Edisi kelima, yang diterbitkan pada tahun 2013, memungkinkan dokter untuk memberikan diagnosis gabungan gangguan spektrum autisme dan gangguan pemusatan perhatian dan hiperaktif. Laporan ini juga mengelompokkan autisme, sindrom Asperger, dan kelainan yang disebut PDD-NOS—kependekan dari gangguan perkembangan pervasif yang tidak disebutkan secara spesifik—di bawah satu payung.
“Apa yang kita sebut autisme telah berubah menjadi kategori yang lebih luas,” kata Simon Baron-Cohen, direktur Pusat Penelitian Autisme di Universitas Cambridge. Dan, katanya, dengan “meningkatnya jumlah dokter swasta yang menawarkan diagnostik, hal ini telah menjadi sebuah industri.”
Kesadaran yang lebih besar
Seiring dengan berkembangnya proses klinis ini, infrastruktur sosial pun ikut berkembang. Hingga tahun 1980-an, banyak penderita autisme yang dilembagakan, sehingga orang tua kurang memahami ciri-ciri gangguan tersebut dan biasanya tidak mengenalinya atau mencari diagnosis ketika hal tersebut terjadi pada anak mereka sendiri.
Kemudian, pada tahun 1991, anak-anak yang didiagnosis autisme berhak mendapatkan layanan khusus di sekolah, sehingga memberikan insentif kepada orang tua untuk mencari dan menerima diagnosis tersebut. Sekitar tahun 2007, American Academy of Pediatrics merekomendasikan agar semua anak menjalani pemeriksaan autisme pada usia 18 dan 24 bulan, yang menurut para ahli menyebabkan peningkatan pemeriksaan yang signifikan.
Beberapa perubahan tren di tingkat populasi menambah bukti lebih lanjut bahwa kesadaran dan inklusi mungkin menjadi penyebab peningkatan tersebut. Secara historis, anak laki-laki didiagnosis menderita autisme jauh lebih tinggi dibandingkan anak perempuan, yang diyakini “menutupi” gejala autisme mereka karena norma sosial. Namun seiring dengan semakin diterimanya keanekaragaman saraf, kesenjangan gender semakin menyempit.
Anak-anak keturunan Hispanik, kulit hitam, dan Asia menunjukkan peningkatan signifikan dalam diagnosis autisme dibandingkan dengan anak-anak kulit putih antara tahun 2011 dan 2022, yang mencerminkan peningkatan akses terhadap layanan diagnostik. Dan—mungkin yang paling jelas—peningkatan relatif dalam angka diagnosis autisme selama dekade terakhir, bukan terjadi pada anak-anak, melainkan pada orang dewasa berusia 26 hingga 34 tahun, yang banyak di antara mereka baru pertama kali mencari diagnosis sendiri.
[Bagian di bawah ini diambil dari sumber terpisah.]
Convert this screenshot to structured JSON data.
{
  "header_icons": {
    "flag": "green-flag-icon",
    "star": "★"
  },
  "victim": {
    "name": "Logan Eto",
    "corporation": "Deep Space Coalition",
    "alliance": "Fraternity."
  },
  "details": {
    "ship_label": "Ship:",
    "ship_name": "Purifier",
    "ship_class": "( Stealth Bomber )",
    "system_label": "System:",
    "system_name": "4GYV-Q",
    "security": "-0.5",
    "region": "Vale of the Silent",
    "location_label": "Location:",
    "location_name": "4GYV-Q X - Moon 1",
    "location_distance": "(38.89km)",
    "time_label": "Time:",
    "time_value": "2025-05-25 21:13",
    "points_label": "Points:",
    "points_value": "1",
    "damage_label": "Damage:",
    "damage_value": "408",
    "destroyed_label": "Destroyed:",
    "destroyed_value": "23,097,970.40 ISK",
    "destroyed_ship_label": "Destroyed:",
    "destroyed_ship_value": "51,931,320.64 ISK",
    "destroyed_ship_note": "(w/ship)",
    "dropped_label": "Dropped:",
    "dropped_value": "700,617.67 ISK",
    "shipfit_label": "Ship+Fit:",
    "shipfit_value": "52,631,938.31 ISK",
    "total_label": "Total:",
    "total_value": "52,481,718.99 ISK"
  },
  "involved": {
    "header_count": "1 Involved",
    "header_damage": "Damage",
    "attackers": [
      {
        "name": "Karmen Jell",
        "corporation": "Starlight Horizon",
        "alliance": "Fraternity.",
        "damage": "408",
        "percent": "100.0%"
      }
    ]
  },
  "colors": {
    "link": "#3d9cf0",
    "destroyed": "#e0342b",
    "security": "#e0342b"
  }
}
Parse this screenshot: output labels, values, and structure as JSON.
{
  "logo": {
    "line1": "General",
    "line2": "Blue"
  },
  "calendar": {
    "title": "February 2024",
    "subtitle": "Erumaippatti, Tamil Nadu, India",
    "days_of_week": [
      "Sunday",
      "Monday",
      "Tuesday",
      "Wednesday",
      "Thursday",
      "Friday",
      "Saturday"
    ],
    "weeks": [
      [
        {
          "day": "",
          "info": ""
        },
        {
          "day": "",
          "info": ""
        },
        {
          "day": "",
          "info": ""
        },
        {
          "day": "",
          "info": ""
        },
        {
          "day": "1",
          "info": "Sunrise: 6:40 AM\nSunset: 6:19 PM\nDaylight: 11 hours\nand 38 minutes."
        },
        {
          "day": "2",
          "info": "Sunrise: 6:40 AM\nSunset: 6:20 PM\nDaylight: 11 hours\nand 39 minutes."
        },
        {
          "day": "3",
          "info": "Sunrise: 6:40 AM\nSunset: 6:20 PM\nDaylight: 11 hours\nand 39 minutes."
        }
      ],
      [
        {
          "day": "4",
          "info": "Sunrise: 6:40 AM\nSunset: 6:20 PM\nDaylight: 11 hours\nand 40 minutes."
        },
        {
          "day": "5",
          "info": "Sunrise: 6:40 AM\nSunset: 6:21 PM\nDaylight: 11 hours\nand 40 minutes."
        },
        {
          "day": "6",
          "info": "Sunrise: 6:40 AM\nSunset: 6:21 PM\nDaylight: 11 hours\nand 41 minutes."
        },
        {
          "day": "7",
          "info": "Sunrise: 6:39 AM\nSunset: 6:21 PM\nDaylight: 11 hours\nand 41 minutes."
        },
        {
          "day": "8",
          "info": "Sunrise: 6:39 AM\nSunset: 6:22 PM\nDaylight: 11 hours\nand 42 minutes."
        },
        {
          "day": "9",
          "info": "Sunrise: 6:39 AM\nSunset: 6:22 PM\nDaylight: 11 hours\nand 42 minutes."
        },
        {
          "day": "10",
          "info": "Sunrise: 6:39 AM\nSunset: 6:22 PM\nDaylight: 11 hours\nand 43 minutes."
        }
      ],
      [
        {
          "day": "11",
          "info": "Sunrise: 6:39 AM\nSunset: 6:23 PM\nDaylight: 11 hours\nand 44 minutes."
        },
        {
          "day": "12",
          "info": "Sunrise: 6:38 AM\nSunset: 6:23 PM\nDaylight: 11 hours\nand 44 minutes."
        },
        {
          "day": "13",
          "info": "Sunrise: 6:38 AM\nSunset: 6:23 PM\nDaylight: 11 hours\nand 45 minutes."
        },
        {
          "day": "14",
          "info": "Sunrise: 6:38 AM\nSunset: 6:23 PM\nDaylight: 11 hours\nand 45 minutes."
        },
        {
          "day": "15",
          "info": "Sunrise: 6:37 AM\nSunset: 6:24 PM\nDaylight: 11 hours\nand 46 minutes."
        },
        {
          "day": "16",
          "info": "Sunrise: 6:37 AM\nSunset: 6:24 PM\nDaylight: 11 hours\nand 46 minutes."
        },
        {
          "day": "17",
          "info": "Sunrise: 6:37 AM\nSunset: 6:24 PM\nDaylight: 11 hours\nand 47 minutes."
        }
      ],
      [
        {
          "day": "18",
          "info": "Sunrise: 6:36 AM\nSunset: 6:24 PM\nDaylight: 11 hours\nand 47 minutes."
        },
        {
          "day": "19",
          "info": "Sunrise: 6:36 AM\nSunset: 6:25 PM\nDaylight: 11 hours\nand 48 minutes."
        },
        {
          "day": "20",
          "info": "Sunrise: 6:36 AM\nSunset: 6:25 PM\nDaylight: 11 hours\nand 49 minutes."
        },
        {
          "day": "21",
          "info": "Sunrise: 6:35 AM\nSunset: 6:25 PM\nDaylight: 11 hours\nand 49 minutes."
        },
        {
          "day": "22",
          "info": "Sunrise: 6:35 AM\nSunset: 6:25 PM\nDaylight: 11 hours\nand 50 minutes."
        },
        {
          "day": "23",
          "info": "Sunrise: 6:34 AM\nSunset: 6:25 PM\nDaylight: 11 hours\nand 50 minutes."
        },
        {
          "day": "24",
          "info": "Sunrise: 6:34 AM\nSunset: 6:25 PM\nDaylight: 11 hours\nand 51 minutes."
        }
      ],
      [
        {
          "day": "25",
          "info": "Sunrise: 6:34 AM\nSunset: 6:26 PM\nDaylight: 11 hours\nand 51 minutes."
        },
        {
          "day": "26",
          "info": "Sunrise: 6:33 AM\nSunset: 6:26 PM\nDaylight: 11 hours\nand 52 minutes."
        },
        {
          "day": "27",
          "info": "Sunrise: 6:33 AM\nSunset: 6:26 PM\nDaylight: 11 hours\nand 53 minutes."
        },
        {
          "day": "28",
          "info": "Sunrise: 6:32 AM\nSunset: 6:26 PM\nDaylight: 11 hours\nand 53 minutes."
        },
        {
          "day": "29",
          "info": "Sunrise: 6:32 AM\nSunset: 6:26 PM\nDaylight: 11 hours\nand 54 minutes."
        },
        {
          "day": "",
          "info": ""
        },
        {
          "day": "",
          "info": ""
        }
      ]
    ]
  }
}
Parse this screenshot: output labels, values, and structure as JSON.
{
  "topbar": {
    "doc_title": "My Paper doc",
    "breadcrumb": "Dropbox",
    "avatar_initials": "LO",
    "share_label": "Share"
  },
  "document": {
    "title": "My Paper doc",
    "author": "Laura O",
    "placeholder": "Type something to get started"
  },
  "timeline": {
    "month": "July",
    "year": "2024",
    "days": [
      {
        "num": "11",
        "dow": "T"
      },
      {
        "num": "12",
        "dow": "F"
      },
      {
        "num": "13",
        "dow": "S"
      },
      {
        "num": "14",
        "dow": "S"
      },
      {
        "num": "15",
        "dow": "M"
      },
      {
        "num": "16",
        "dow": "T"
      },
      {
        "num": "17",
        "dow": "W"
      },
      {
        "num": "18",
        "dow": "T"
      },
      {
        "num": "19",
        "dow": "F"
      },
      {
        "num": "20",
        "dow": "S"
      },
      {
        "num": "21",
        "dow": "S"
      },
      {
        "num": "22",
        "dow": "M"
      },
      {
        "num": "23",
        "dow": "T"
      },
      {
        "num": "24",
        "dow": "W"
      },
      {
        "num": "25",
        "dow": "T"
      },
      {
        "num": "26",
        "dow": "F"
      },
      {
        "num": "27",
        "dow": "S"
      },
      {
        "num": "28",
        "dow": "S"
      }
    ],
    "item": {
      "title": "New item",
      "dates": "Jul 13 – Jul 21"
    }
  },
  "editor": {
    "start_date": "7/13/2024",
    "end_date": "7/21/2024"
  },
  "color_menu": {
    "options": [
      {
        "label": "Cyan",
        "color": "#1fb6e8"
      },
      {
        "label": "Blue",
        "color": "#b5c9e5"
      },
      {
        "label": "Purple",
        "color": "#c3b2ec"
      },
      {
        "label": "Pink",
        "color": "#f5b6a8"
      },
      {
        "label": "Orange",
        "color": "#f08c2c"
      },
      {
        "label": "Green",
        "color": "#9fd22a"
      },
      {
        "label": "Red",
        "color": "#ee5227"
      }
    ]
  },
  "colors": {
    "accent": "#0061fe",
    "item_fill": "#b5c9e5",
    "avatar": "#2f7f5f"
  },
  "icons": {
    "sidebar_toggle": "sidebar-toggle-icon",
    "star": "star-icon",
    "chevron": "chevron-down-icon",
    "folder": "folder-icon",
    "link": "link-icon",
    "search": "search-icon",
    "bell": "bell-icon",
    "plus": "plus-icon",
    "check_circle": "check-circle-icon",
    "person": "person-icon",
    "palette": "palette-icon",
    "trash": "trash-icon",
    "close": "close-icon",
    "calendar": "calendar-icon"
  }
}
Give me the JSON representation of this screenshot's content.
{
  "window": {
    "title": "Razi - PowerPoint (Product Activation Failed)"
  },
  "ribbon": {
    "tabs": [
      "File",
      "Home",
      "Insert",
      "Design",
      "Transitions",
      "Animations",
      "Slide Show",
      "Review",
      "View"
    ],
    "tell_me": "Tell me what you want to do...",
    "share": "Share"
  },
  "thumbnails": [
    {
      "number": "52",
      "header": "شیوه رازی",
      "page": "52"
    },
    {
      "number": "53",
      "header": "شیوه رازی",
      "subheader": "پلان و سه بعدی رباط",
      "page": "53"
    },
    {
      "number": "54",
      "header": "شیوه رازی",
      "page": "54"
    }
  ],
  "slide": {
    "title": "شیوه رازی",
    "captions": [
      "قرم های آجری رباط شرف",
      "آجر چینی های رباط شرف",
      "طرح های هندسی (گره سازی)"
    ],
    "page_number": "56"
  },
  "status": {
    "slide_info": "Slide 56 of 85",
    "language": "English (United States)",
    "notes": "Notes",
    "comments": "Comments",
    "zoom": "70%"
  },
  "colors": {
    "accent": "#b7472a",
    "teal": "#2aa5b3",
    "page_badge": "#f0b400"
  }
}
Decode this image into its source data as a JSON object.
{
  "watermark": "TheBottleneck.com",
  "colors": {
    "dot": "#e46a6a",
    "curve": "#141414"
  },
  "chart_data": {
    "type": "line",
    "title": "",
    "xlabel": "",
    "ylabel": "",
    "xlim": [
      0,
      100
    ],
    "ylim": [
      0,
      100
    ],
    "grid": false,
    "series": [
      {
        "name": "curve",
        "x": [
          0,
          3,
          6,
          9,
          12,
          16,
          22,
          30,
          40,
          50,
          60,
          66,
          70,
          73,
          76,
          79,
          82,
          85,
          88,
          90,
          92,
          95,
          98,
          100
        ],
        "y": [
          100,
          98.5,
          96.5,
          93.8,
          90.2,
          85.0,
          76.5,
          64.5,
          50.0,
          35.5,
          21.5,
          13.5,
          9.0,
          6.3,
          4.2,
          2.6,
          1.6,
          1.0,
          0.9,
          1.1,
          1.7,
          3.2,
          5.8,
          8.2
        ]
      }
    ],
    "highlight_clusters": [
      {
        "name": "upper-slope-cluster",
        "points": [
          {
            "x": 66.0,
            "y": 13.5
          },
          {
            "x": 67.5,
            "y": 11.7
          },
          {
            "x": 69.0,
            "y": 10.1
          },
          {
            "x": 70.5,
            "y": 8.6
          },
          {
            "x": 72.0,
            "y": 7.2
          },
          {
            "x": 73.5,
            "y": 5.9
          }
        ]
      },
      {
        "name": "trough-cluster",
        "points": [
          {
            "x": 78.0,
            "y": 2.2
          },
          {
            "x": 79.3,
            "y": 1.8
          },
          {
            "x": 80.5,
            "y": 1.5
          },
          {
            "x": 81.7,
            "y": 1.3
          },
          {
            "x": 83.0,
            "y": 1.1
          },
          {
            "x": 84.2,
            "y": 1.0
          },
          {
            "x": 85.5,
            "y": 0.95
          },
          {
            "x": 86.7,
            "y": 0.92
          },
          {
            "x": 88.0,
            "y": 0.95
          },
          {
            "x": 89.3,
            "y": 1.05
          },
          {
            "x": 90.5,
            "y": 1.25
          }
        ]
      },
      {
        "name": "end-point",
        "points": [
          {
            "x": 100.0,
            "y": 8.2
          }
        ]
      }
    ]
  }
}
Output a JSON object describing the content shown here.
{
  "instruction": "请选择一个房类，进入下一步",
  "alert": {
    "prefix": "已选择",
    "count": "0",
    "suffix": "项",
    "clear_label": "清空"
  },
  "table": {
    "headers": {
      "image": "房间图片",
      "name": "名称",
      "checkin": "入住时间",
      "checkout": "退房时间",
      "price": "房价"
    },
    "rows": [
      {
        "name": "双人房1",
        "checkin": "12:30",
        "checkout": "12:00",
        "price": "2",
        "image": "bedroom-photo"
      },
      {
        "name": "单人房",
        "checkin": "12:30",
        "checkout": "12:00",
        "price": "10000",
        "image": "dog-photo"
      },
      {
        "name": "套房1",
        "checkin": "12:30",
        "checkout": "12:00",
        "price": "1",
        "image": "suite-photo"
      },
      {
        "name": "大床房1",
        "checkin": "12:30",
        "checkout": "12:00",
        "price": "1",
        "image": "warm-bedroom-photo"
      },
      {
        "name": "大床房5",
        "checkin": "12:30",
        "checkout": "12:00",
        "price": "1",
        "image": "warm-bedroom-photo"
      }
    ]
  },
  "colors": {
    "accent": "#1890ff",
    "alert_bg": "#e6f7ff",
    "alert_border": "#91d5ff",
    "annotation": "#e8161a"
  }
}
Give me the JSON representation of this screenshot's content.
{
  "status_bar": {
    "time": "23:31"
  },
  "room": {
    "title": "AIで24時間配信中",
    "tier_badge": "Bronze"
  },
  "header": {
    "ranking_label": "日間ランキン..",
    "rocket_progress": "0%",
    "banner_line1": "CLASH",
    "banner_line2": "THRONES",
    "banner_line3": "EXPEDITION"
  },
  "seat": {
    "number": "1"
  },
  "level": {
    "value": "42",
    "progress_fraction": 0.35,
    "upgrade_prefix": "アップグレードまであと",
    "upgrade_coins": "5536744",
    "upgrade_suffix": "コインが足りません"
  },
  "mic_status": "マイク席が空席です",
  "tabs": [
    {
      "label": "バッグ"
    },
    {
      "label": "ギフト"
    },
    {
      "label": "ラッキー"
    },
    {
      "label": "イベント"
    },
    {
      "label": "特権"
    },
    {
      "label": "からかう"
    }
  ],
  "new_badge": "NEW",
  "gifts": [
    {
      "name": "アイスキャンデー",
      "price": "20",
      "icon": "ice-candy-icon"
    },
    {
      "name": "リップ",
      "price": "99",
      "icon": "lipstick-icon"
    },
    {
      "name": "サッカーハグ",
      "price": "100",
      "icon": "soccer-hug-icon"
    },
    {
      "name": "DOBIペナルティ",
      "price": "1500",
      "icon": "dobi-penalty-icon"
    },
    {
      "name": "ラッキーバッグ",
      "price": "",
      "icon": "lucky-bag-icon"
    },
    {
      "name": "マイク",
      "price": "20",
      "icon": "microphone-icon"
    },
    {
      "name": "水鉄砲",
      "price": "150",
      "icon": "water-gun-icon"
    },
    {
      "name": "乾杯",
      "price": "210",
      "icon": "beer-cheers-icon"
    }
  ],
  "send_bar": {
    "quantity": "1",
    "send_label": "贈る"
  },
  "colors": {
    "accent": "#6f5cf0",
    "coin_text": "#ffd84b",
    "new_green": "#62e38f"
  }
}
Para peneliti juga menunjukkan pengaruh media sosial sebagai “salah satu faktor terbesar yang belum diketahui yang mendorong ledakan diagnosis autisme,” kata Baron-Cohen. Platform seperti Reddit, katanya, menjadi ruang “di mana orang-orang yang mungkin bertanya-tanya apakah mereka atau anak-anak mereka autis dapat berkomunikasi satu sama lain dan merasakan rasa memiliki dan identitas baru,” katanya.
Namun, bagi Catherine Lord, seorang psikolog di Universitas California, Los Angeles, yang telah mengembangkan alat diagnostik dan studi longitudinal tentang autisme, perhitungan matematikanya tidak cukup.
“Sebagian dari hal ini jelas disebabkan oleh peningkatan kesadaran dan inklusi yang lebih luas,” katanya. Namun meskipun faktor-faktor tersebut merupakan faktor utama yang mendorong peningkatan tersebut, dan bahkan jika faktor biologis dan lingkungan juga berkontribusi, katanya, “tampaknya tidak masuk akal untuk berpikir bahwa semua faktor tersebut berkontribusi terhadap peningkatan tersebut.”
Namun, ia yakin, berdasarkan data ekstensif yang tersedia baik di Amerika Serikat maupun di luar negeri, peningkatan prevalensi autisme tidak sejalan dengan vaksinasi anak.
“Apa pun itu,” tambahnya, “itu bukanlah vaksin.”